Es difícil contar un relato verdaderamente apasionante de cómo arranqué una semilla de avena brava de su vaina, y luego otra, y luego otra, y luego otra, y luego otra, y luego me rasqué las picaduras de mosquitos, y Ool dijo algo gracioso, y fuimos al arroyo a beber agua y ver las salamandras un rato, y luego encontré otra mata de avena… No, no es comparable, y no puede competir con cómo le di una estocada con mi lanza al enorme flanco peludo, mientras Ooob, empalado en el enorme colmillo, se retorcía chillando, y la sangre brotaba por todas partes en borbotones rojos, y Boob fue hecho papilla cuando el mamut le cayó encima, mientras yo disparaba mi certera flecha directa del ojo al cerebro de la bestia.
Este relato no solo tiene Acción, también tiene un Héroe. Y
los Héroes son poderosos. Antes de que nos demos cuenta, los hombres y mujeres
de la mata de avena brava y sus niños y los saberes de los hacedores y los
pensamientos de los pensativos y las canciones de los cantores serán parte de
ello, serán conminados al servicio del relato del Héroe. Pero este relato no es
el de ellos. Es el relato de él.
Mientras planificaba el trabajo para el libro que terminó
siendo Tres guineas, Virginia Woolf apuntó un encabezado en su cuaderno:
«Glosario». Había pensado en reinventar el inglés de acuerdo con su nuevo plan,
para poder contar un relato diferente. Una de las voces en este glosario es
heroísmo, definido como «botulismo». Y héroe, en el diccionario de Woolf, es
«botella»: una severa revisión. Propongo ahora la botella como héroe.
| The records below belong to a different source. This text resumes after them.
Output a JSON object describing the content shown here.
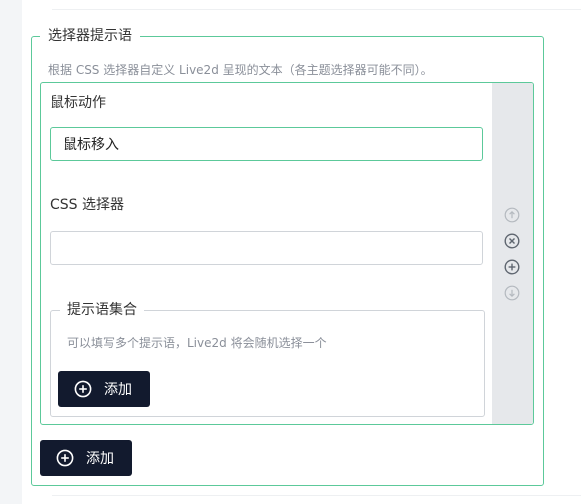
{
  "selector_tips": {
    "legend": "选择器提示语",
    "description": "根据 CSS 选择器自定义 Live2d 呈现的文本（各主题选择器可能不同）。",
    "item": {
      "mouse_action_label": "鼠标动作",
      "mouse_action_value": "鼠标移入",
      "css_selector_label": "CSS 选择器",
      "css_selector_value": "",
      "tips_group": {
        "legend": "提示语集合",
        "description": "可以填写多个提示语，Live2d 将会随机选择一个",
        "add_label": "添加"
      }
    },
    "add_label": "添加"
  },
  "item_controls": [
    {
      "name": "move-up",
      "icon": "arrow-up-circle-icon",
      "disabled": true
    },
    {
      "name": "remove",
      "icon": "close-circle-icon",
      "disabled": false
    },
    {
      "name": "add",
      "icon": "plus-circle-icon",
      "disabled": false
    },
    {
      "name": "move-down",
      "icon": "arrow-down-circle-icon",
      "disabled": true
    }
  ],
  "colors": {
    "accent_border": "#5cc99a",
    "button_bg": "#121a2e",
    "controls_bg": "#e6e8eb",
    "icon_active": "#5f6670",
    "icon_disabled": "#b4b9bf"
  }
}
No solo la botella de ginebra o de vino, sino la botella en
su sentido más antiguo de contenedor en general, como algo que contiene otra
cosa.
Si no tienes dónde ponerla, la comida se te escurrirá,
incluso si es algo tan poco combativo y hábil como la avena. Puedes meterte
tantas como puedas en el estómago mientras las tengas a mano, siendo la mano el
primer contenedor, pero ¿qué pasará mañana por la mañana cuando te despiertes y
hace frío y llueve? ¿No estaría bien tener por lo menos un poco de avena para
llevarte a la boca y para darle a la pequeña Oom para hacer que se calle? Pero
¿cómo llevar más de un estómago y más de un puñado a casa? Así que te levantas
y vas a la maldita mata de avena mojado bajo la lluvia, y ¿no estaría bien
poder poner al bebé Oo Oo en algo para que puedas coger avena con ambas manos?
Una hoja un calabacín una red una bolsa un cabestrillo un saquito una botella
una olla una caja un contenedor. Algo que contenga. Un recipiente.
El primer artefacto cultural probablemente fuera un
recipiente… Muchos teóricos creen que los primeros inventos culturales debían
de ser un contenedor para productos recolectados, y alguna forma de cabestrillo
o red.
Es lo que dice Elizabeth Fisher en Women’s Creation
(McGraw-Hill, 1975). Pero no, esto no puede ser. ¿Dónde está esa maravilla, esa
cosa grande, larga, dura, creo que un hueso, con el que el Hombre Mono primero
golpeó a alguien en la película, y luego, rugiendo en éxtasis al haber llevado
a cabo el primer asesinato, lanzó el hueso al aire, y ahí, girando en el cielo,
se convirtió en una nave espacial, penetrando el cosmos para fertilizarlo y
producir, al final de la película, un feto precioso (un niño, por supuesto),
que flota por la Vía Láctea sin (extrañamente) útero o matriz alguna? No lo sé.
Ni siquiera me importa. No es el relato que estoy contando. Lo hemos oído,
todos hemos oído de los palos y las lanzas y las espadas, las cosas para atizar
y para pinchar y para golpear, las cosas largas, duras, pero todavía no hemos
oído de la cosa que sirve para poner cosas dentro, el contenedor para el
contenido. Esto es un nuevo relato. Esto es algo nuevo.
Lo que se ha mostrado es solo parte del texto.